Figure 4 shows an embodiment in which the metal base 2 is Z-shaped in cross-section. One flange of the Z cross-section forms the one on the Heat sink 1 attached and electrically separated from it by the insulating plate 3 Foot 6, while the other Z-flange is the element carrier carrying the semiconductor 9 7 forms.

In the embodiment according to Figures 2, 3 and 4, the thin one is missing Foil made of insulating material between element carriers.

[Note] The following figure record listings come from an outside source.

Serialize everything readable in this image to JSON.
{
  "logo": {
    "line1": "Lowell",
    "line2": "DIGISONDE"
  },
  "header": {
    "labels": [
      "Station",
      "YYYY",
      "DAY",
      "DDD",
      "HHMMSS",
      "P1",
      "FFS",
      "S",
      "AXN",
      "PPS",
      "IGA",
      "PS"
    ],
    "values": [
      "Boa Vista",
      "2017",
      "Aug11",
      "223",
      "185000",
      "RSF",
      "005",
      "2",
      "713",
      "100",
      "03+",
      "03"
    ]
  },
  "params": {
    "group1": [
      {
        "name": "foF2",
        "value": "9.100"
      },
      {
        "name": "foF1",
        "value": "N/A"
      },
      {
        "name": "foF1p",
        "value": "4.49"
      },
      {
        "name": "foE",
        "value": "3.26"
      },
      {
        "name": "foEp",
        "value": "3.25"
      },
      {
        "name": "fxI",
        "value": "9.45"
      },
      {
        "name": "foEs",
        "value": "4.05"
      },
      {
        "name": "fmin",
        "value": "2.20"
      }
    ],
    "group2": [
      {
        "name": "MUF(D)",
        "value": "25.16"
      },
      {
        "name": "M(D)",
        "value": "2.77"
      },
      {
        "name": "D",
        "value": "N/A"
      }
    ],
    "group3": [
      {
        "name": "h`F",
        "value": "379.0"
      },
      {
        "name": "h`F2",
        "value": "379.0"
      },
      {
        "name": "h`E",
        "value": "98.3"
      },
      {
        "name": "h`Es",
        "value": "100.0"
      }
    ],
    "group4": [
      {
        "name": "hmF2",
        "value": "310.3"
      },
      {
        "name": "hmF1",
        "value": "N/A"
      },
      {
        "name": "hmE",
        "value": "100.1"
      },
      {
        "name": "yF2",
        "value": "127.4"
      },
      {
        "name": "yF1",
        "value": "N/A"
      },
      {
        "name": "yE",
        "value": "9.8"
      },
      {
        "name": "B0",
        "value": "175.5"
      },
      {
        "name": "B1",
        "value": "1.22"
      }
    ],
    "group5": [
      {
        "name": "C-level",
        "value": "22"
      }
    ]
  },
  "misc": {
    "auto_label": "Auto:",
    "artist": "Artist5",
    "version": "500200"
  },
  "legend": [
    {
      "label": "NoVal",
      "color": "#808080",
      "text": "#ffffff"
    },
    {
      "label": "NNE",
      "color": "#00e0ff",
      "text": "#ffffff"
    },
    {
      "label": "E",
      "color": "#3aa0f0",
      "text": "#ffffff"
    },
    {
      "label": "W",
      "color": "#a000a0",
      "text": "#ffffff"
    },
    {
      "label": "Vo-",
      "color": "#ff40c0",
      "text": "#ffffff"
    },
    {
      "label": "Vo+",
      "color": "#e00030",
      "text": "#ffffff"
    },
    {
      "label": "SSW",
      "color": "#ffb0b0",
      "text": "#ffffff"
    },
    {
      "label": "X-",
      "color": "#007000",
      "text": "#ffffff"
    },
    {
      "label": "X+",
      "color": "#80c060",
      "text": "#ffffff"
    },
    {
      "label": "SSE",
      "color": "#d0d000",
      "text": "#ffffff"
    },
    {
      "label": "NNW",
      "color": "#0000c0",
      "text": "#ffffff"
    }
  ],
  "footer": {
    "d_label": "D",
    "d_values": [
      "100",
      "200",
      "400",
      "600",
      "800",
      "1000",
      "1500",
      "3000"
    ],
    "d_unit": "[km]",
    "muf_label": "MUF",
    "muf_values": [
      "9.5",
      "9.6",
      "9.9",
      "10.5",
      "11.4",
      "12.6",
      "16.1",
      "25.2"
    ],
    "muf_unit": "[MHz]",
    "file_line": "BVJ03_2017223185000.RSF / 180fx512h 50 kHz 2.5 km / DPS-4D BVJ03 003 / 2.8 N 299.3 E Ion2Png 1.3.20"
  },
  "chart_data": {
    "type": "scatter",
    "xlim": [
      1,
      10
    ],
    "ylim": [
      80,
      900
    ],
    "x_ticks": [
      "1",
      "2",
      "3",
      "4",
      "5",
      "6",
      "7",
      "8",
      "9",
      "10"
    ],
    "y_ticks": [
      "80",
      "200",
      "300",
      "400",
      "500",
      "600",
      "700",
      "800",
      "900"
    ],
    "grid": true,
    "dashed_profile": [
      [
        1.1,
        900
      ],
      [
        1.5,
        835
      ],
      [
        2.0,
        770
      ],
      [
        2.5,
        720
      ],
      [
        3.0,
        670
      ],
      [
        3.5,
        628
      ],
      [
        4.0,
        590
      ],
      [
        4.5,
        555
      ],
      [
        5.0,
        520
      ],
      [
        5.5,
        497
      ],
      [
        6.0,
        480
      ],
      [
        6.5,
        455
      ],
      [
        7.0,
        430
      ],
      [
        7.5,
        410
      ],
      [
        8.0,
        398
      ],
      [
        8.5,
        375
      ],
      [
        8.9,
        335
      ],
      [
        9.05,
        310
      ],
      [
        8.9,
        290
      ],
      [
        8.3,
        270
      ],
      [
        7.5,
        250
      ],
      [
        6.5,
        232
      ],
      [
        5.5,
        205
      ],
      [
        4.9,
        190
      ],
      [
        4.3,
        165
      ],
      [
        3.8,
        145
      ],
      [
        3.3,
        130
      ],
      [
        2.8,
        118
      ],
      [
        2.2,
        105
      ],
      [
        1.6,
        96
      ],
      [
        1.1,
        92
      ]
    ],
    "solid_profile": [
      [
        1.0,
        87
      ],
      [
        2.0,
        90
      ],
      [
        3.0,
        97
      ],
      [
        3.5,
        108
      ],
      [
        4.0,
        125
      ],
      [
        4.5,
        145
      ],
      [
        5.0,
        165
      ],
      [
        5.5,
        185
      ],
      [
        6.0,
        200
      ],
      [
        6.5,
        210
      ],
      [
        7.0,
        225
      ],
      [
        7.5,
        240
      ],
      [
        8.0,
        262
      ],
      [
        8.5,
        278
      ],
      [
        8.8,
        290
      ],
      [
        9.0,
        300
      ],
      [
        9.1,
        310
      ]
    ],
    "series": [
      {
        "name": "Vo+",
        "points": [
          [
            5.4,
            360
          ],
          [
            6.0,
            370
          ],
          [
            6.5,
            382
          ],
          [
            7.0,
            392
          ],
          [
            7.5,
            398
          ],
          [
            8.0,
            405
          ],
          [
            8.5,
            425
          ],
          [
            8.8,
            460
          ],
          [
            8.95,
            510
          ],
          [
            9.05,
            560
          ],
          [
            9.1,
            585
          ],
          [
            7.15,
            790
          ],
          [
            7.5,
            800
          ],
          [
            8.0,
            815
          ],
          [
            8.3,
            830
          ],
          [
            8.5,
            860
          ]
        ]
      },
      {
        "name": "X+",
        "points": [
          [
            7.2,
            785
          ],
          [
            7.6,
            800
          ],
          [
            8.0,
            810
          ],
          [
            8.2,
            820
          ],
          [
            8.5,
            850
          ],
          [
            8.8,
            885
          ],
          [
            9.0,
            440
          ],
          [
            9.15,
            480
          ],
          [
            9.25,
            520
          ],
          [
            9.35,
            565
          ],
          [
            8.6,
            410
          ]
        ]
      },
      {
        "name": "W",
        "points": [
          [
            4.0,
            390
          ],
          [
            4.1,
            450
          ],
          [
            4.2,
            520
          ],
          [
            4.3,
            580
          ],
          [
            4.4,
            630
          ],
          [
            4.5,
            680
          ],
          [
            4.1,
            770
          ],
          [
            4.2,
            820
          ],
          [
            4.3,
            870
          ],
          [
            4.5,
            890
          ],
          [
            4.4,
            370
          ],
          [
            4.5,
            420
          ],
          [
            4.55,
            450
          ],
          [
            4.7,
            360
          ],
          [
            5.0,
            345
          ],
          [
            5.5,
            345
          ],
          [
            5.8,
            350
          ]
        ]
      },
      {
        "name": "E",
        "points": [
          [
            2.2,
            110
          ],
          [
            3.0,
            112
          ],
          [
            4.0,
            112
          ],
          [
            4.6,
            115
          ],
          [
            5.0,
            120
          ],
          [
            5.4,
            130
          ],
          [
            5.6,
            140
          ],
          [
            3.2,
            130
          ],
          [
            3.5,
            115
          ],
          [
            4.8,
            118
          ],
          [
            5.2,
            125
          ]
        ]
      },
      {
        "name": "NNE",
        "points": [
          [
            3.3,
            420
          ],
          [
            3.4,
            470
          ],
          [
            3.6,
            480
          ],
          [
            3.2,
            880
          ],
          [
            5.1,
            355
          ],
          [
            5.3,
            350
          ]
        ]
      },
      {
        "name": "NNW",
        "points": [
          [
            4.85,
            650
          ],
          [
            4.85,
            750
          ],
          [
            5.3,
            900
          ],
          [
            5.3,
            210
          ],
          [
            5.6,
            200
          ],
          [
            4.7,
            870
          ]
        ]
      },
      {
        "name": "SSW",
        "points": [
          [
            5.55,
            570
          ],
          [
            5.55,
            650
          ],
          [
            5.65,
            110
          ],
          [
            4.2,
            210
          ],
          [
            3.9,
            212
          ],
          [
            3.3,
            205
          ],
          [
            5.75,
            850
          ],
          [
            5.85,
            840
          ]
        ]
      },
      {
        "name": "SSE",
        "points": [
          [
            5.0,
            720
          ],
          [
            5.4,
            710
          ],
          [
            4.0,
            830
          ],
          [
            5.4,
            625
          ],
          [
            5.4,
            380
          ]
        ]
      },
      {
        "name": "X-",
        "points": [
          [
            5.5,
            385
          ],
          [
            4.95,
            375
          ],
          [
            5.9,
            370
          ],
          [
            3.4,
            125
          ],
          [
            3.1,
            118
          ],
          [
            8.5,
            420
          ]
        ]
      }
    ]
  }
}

7 and the semiconductor 9, so that its housing is electrically connected to the element carrier 7 are connected.

Claims (6)

Requirements cooling device for semiconductors and other solid-state components, with a cooling fins supporting the dissipation of the heat loss generated in the semiconductor Serving heat sinks, given at least one Having foot (6) and attached to the heat sink (1) by means of this foot (6), a metal base (2) having an element carrier (7) and one between the foot (6) and the heat sink (1) provided insulating plate (3). 2. Cooling device according to claim 12 g e k e n n -z e i c h n e t d u r c h a film arranged between the element carrier (7) and the semiconductor (9) (4) made of insulating material. 3. Cooling device according to claim 1 or 2, d a -d u r c h g e k e n n z e i c h n e t that the element carrier (7) with a recess (1) and / or Bushings (# 1) is provided. 4. Cooling device according to one of claims 1 to 3, d a d u r c h it is noted that the metal base (2) in cross section has the shape of a Has U-bracket. 5. Cooling device according to one of claims 1 to 3, d a d u r c h it is noted that the metal base (2) has a Z-shaped cross-section is. 6. Cooling device according to one of claims 1 to 4, d a d u r c h it is noted that the metal base (2) has an L-shape in cross-section owns.